For a non-empty set $T$ denote by $p(T)$ the product of all elements of $T$. Does there exist a set $T$ of $2021$ elements such that for any $a\in T$ one has that $P(T)-a$ is an odd integer? Consider two cases: 1) All elements of $T$ are irrational numbers. 2) At least one element of $T$ is a rational number.
Problem
Source: 2021 Saudi Arabia IMO TST p1 (1.2)

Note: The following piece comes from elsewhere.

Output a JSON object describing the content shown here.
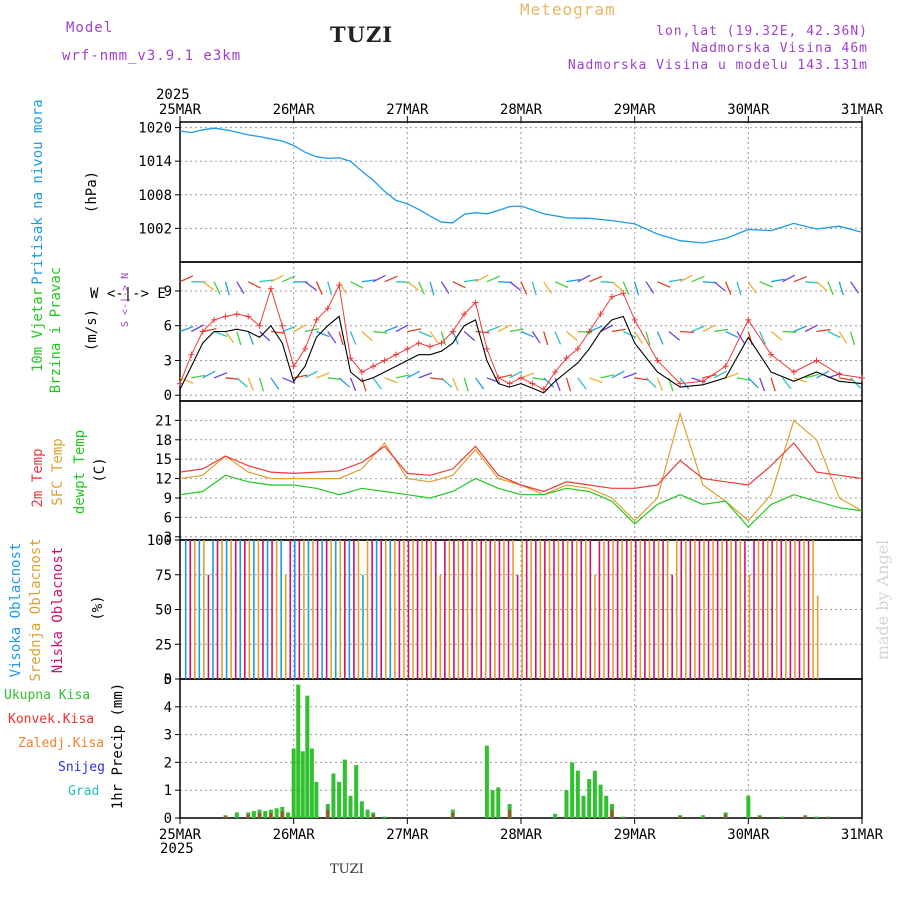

Tags: irrational number, combinatorics, odd
03.08.2021 11:20
1)Since $b-a=(p(T)-a)-(p(T)-b)=2k+1-(2l+1)=2(k-l)$ it follows that all elements differ by an even integer. So if $a$ satisfies the property so do all other elements. Therefore assume the set is of the form $\{x, x+2, x+4,...,x+2\cdot 2020\}$. Note that, since the degree is odd, the equation $x(x+2)\cdots (x+4040)=x+1$ has at least one root. By rational root theorem if it were relational it would have to be $\pm 1$ but by size reasons it is easy to see that this is impossible and thus there exists a irrational root $x_0$. Therefore the set $\{x_0,x_0+2,...,x_0+4040\}$ satisfies the condition. 2) By the same logic as before, they must all be rational numbers which differ by an even integer. Since translating by an integer doesn't change the denominator (the new numerators will always be coprime with the denominator, since the old numerator was as well), it follows that if $v_p(x)=-a<0$, then $v_p(p(T))=-2021a$. However this must als be the same of $v_p(x+2k+1)=-a$, and so $a=0$, ie. the rationals have no denominator and are integers. Now $\pmod 2$ gives a contradiction since we must either have $p(T)-a\equiv 1\cdot 1\cdots 1-1\equiv 0$ or $0\cdot 0\cdots 0-0\equiv 0$ since all integers differ by an even amount. Therefore it is impossible to have at least one rationa number.